February 2021: Company reasserts its ability to meet scheduled deadlines, but discloses additional costs.
March 2021: Company discloses more quality problems on project and efforts to solve them.
April 2021: Company says first reactor, slated to be in operation in November, won’t be finished until late December.
May 2021: Company says first reactor now won’t be in operation until sometime in the first three months of 2022.
June 2021: Independent monitor for state predicts first reactor won’t be in operation until the summer of 2022, at the earliest. U.S. Nuclear Regulatory Commission announces elevated review into quality problems and how they were addressed.
July 2021: Company announces more cost increase for its share of the project and extends timetable for each reactor by another three to four months.
August 2021: NRC rules that it should increase oversight of the project as a result of quality and control problems.

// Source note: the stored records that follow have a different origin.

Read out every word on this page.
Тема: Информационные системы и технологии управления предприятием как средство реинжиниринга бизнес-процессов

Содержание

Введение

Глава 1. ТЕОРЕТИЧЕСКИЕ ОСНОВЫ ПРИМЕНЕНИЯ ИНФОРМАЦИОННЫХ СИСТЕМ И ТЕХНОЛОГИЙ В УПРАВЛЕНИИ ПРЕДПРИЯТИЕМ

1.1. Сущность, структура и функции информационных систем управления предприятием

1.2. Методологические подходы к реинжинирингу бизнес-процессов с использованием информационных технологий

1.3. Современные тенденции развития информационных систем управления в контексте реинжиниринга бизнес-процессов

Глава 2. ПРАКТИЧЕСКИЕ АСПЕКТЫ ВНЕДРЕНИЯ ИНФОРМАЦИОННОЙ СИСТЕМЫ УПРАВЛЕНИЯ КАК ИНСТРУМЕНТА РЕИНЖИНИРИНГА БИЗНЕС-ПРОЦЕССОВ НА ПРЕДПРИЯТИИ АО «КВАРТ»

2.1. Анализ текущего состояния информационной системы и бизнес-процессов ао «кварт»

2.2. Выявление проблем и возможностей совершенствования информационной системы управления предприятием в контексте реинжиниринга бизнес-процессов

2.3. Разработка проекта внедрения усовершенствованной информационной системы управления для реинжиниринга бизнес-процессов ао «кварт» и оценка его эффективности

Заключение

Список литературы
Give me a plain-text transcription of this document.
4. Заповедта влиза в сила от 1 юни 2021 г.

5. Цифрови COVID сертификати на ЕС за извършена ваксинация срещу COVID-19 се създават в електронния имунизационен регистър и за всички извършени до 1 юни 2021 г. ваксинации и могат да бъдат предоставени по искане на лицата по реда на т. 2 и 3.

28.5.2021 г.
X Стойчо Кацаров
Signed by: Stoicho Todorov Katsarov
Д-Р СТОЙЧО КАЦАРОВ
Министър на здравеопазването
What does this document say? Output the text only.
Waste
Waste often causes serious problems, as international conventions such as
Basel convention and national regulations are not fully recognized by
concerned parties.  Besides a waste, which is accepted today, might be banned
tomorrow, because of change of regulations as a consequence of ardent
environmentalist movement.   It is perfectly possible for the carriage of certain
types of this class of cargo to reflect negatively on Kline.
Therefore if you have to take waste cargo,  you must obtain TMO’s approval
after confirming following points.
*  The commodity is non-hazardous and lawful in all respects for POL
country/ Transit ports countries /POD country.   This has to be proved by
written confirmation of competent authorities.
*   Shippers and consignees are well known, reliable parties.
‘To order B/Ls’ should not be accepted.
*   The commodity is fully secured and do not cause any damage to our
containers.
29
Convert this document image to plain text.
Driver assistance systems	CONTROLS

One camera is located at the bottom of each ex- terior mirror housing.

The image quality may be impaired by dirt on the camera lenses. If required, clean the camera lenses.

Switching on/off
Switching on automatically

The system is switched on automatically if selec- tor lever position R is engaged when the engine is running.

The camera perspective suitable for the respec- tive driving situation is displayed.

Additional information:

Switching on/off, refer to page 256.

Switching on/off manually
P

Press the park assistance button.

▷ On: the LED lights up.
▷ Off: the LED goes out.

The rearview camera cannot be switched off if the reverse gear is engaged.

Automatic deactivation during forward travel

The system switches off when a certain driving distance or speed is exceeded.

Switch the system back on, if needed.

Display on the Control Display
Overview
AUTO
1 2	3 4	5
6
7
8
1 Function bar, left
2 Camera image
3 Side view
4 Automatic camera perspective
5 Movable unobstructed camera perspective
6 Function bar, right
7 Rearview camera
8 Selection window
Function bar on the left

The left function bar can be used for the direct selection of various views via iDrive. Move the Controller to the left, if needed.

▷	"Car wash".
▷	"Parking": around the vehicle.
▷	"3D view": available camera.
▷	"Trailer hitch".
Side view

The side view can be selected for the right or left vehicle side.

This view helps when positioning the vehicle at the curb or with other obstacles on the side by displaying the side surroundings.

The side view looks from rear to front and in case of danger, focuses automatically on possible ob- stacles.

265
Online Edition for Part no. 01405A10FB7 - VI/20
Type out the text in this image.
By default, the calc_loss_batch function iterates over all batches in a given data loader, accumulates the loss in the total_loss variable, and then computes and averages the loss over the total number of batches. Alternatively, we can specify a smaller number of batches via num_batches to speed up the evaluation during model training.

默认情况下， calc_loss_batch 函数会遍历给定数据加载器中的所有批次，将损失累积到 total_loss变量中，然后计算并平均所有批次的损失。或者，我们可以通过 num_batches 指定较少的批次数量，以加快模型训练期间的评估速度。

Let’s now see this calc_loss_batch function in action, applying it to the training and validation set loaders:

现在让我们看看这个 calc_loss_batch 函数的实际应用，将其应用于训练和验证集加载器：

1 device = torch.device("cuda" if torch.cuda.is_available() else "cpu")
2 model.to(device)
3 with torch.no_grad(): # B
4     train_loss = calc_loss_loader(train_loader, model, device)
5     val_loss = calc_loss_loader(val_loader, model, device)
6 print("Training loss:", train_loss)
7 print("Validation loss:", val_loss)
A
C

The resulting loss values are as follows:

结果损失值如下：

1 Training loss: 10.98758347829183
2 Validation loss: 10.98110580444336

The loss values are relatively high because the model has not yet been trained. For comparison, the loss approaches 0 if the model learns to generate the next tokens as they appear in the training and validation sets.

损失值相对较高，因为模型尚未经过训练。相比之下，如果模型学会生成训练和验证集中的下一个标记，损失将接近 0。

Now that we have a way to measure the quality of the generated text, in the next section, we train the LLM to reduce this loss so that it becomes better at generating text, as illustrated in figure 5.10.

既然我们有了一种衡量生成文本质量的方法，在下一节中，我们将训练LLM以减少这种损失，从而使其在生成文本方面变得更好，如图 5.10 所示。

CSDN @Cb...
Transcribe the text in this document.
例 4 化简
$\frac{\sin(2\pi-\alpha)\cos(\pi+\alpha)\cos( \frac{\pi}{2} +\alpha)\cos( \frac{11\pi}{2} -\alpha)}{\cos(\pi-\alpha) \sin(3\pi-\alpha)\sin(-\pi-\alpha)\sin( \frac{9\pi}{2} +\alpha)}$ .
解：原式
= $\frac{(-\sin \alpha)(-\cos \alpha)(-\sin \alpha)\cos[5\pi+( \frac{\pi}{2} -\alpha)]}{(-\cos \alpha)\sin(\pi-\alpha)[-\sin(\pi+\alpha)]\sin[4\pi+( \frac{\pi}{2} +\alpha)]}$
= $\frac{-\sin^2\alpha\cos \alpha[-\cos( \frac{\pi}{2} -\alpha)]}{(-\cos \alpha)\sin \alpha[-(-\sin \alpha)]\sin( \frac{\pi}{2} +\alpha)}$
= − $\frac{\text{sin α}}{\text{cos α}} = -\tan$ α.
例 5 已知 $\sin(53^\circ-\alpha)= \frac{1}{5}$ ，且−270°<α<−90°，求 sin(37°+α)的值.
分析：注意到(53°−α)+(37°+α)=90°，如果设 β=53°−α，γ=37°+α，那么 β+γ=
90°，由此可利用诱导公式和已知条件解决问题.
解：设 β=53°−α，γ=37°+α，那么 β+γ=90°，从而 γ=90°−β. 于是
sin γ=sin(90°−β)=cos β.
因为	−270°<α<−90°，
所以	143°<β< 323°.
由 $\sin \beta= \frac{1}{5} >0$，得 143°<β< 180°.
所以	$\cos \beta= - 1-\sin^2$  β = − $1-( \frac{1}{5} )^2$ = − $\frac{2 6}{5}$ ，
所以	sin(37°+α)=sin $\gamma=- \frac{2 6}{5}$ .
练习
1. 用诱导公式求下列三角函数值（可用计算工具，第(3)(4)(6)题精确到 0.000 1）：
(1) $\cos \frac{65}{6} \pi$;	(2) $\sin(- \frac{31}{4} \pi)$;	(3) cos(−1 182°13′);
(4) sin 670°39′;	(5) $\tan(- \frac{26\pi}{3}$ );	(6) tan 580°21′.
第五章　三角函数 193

October, 2021: Company announces an additional three-month delay to its schedule, citing “construction challenges” and need for comprehensive testing to ensure standards are met.
November 2021: Company announces further cost increases.
December 2021: Independent monitors and PSC staff say total construction costs could rise another $1 billion and predict the first new reactor won’t go online until November of 2022 or even February of 2023 and that the second reactor will be finished a year later.
February 2022: Company announces $920 million financial charge in the fourth quarter of 2021 and pushes back the startup dates for its two new nuclear units by three to six months. The first unit is now slated to come online between December 2022 and March 2023; the second unit between September 2023 and December 2023.